Member Perspective: The Future of Defense Supply Chains and NDTA

Feb 3, 2020 | From HQ

In my role as Chair of the Cybersecurity Best Practices Committee, NDTA asked for my best shot at predicting the role of defense supply chains and our association’s role 25 years from now on our 100th anniversary. I turned to my younger generation colleagues, Chiderah Okoye and Tom Fellows who actively support the committee. Together, we’re dedicated to NDTA’s mission and care about the organization’s future, but none of us are forecasters. We also know that anyone’s predictions will be off the mark given the broad time frame and topic. Despite those caveats, we would bet on four points looking back from 2044. Right or wrong, we hope the four points will provoke useful discussions along the way.

Redefining the Industrial Revolution.Customers in 2044 will still want the right products and services, at the right time, in the right place, in the right condition and quantity, and at the right total expense. What will change is the physical and cyber environment surrounding those needs. Our 2019 networks will seem painfully disconnected by comparison to 2044, and the next 25 years will change everything again and again through network collaboration. We can describe those changes as a fourth industrial revolution and beyond. In this perspective, steam engines drove the 1st industrial revolution, electricity drove the 2nd, computers drove the 3rd, and intelligent networks will drive a 4th. Connected global assets already disrupt today’s supply chain market leaders and military powers at a staggering pace. Those disruptions will intensify as the connections accelerate here on earth and increasingly in space. Free market economist, Joseph Schumpeter, referred to these disruptions as creative destruction. Applied effectively, the long run societal progress of those disruptions will be positive for the natural environment, individual employment, health and well-being, wealth distribution, and global cooperation.
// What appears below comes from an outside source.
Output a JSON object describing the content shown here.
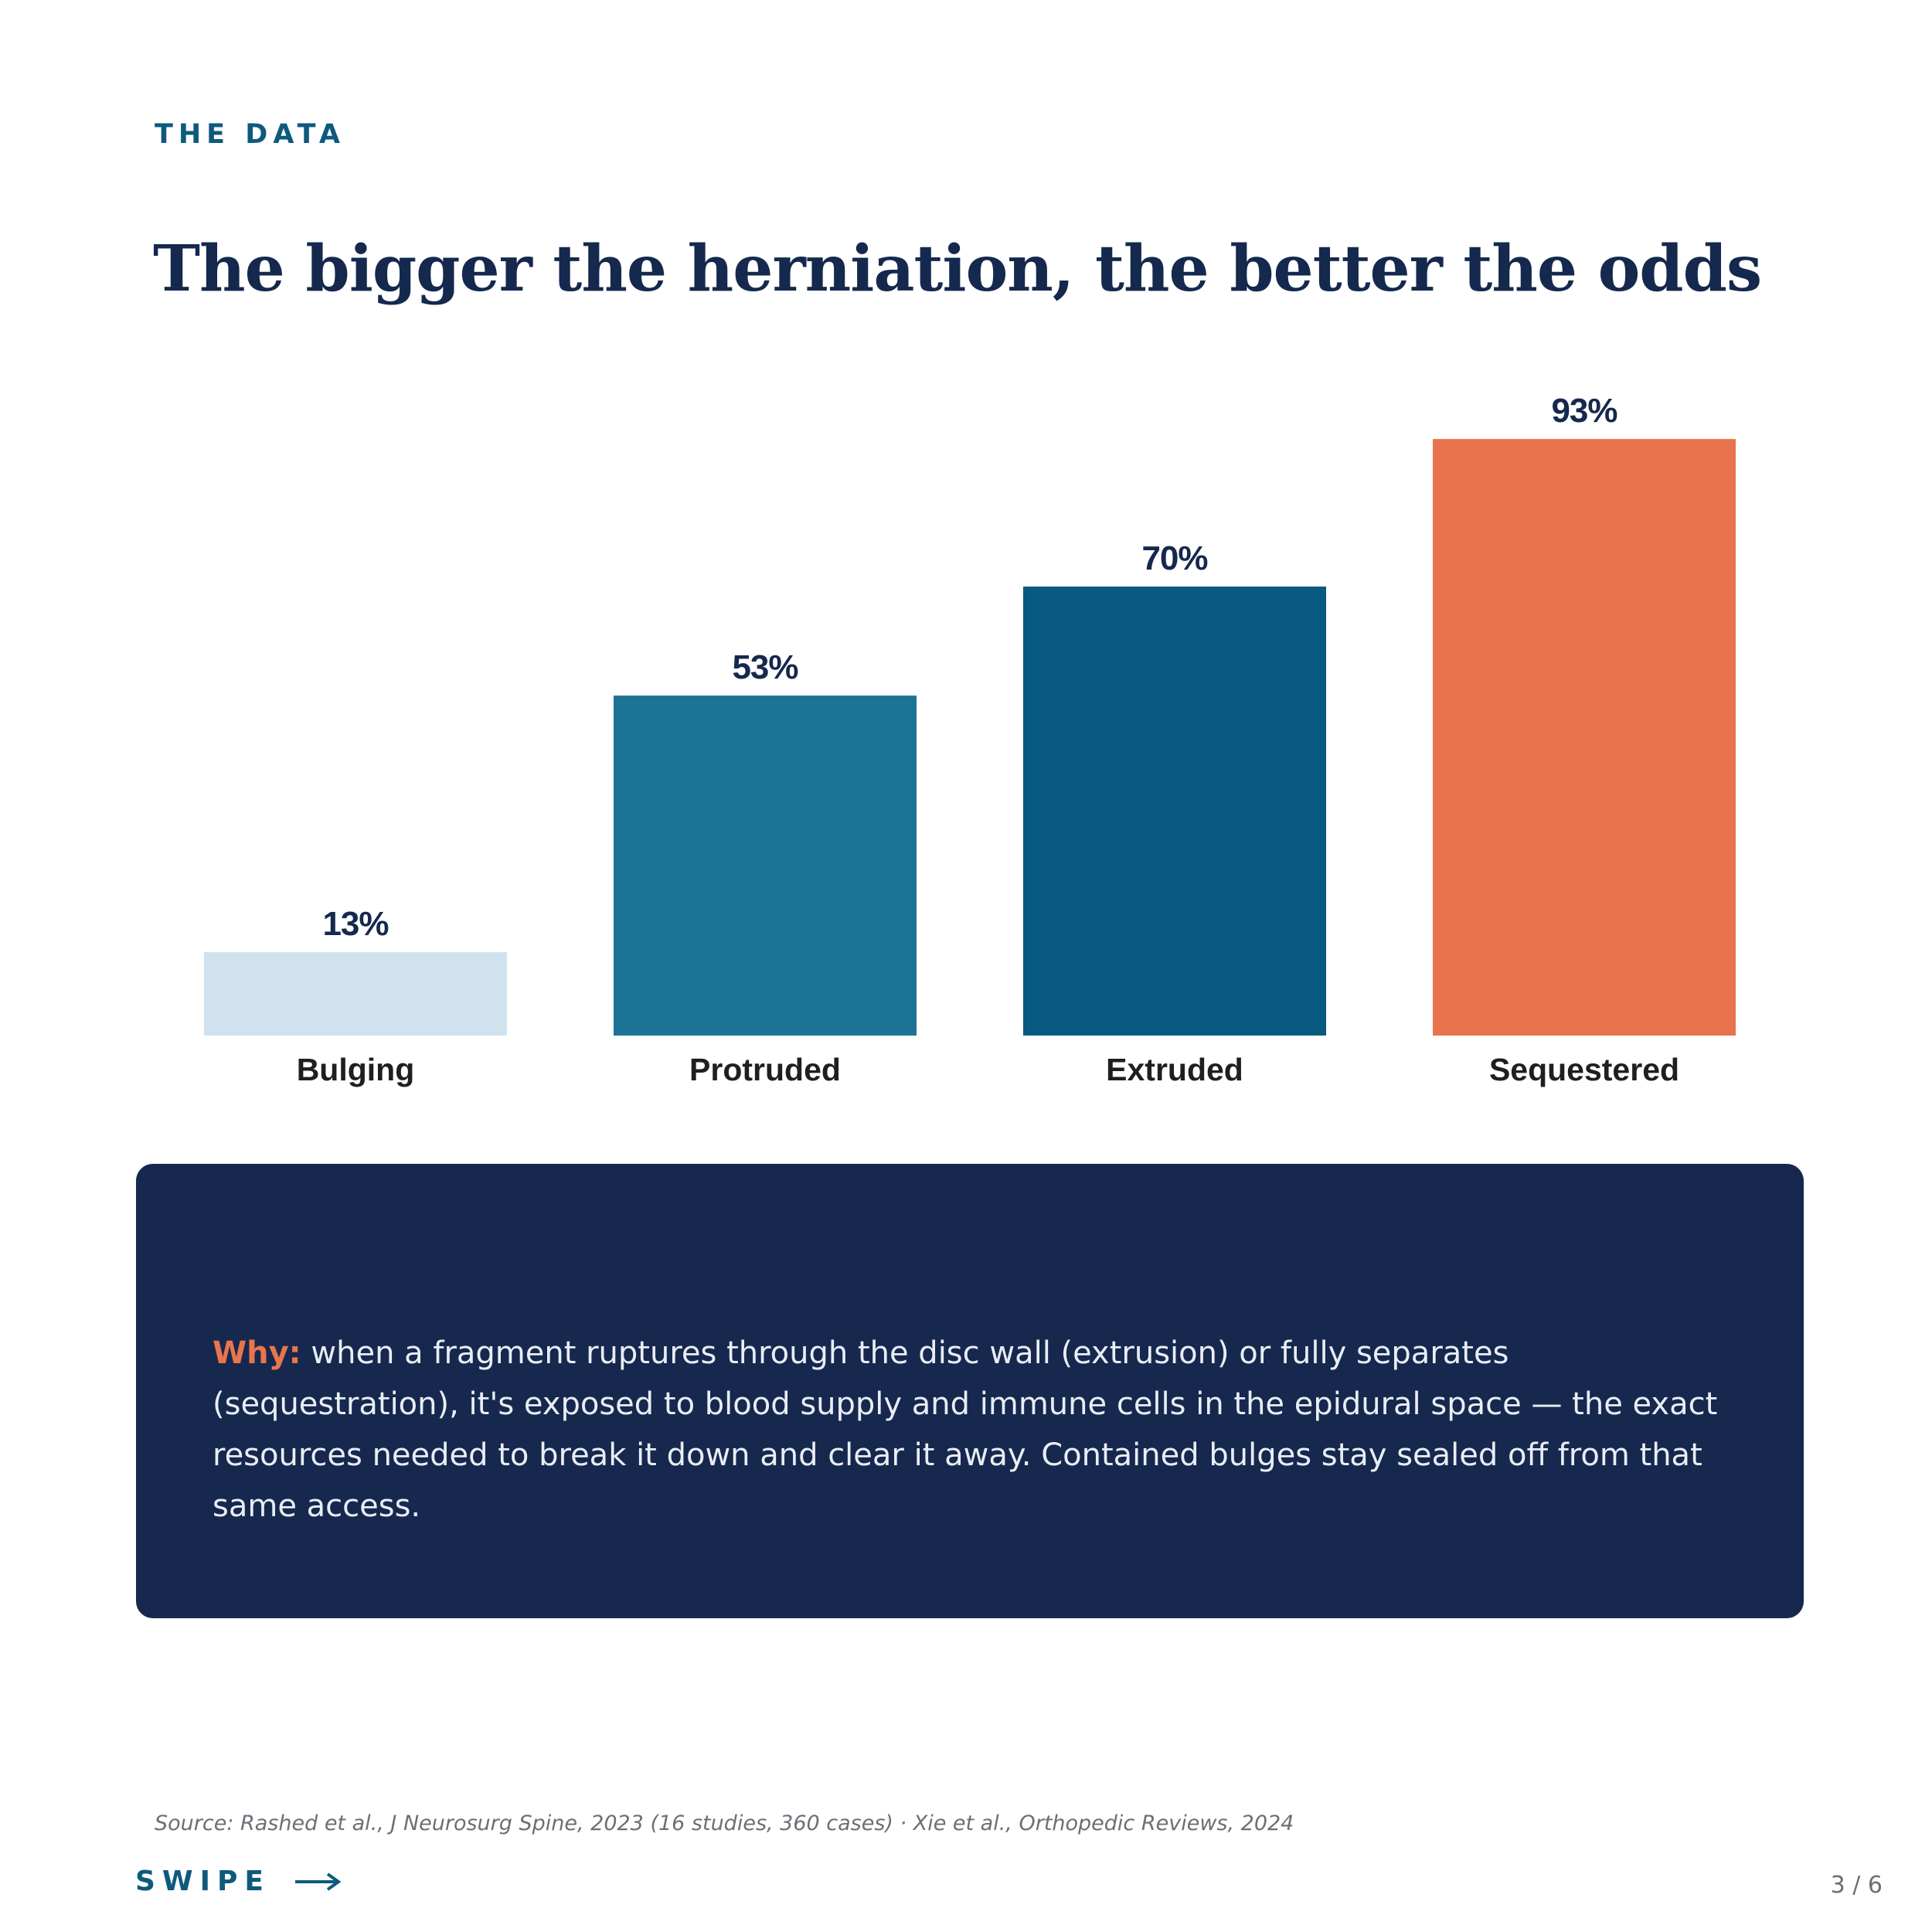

Holding it together through creative destruction. Long run aside, plenty will get worse until safeguards come into place. High-tech exploitations will proliferate in new ways every day through connected global resources, big data analytics, artificial intelligence and machine learning, and the anonymity of distributed transaction ledgers, smart contracts, and autonomous vehicles. Earlier industrial revolutions were plagued by mass production without the necessary protections for safety, standards, compensation, and the environment. The absence of cyber protections and responses in the fourth industrial revolution will spawn new misuses and weaponization of networked intelligence. Consequently, at all levels, resource-constrained organizations and governments will face existential threats. In particular, individual and state-sponsored bad actors will leverage networks to spread infrastructure attacks and shutdowns with unprecedented efficiency and effectiveness. Likewise, tightly coupled networks make for winner-take-all systems that will overcome organizations and nations that fail to cope or compete.

Upskilling as a national priority for cybersecure growth. To reduce the negative fallout from the fourth industrial revolution, NDTA will be part of the mobilization to make adult upskilling a national and international priority for cybersecure growth. The U.S. will support applied learning and teaching that enables each of us to benefit more from artificial intelligence which augments our own intelligence. At the same time, we’ll evolve the protections and responses to better prepare and defend the U.S. and our allies. As we extend our sophistication of defense logistics, our moral and intellectual shortcomings as humans will become that much more apparent. However, we will discover how networks can help each of us more fully engage the power of our brains and our nature which will always possess capabilities that outpace the most powerful supercomputers. Those looking back from 2044 will be struck by how little of each person’s creative potential was understood, appreciated, and engaged back in 2019.

NDTA’s roots coming out of World War II will still be our strength. With our educational mission, NDTA in 2044 will be at the forefront of another new era in defense logistics. As the U.S. strives to become a more perfect union, our nation and our allies will increasingly depend on NDTA’s understanding to support our unique reliance on public-private collaboration in the defense supply chain. While names and terminology will certainly be different from 2019, one constant will make our organization more vital than ever in 2044: our ongoing commitment to looking ahead and incorporating the lessons we’ve experienced every year since 1944.

By Ted Rybeck, Chairman and CEO Benchmarking Partners, Inc.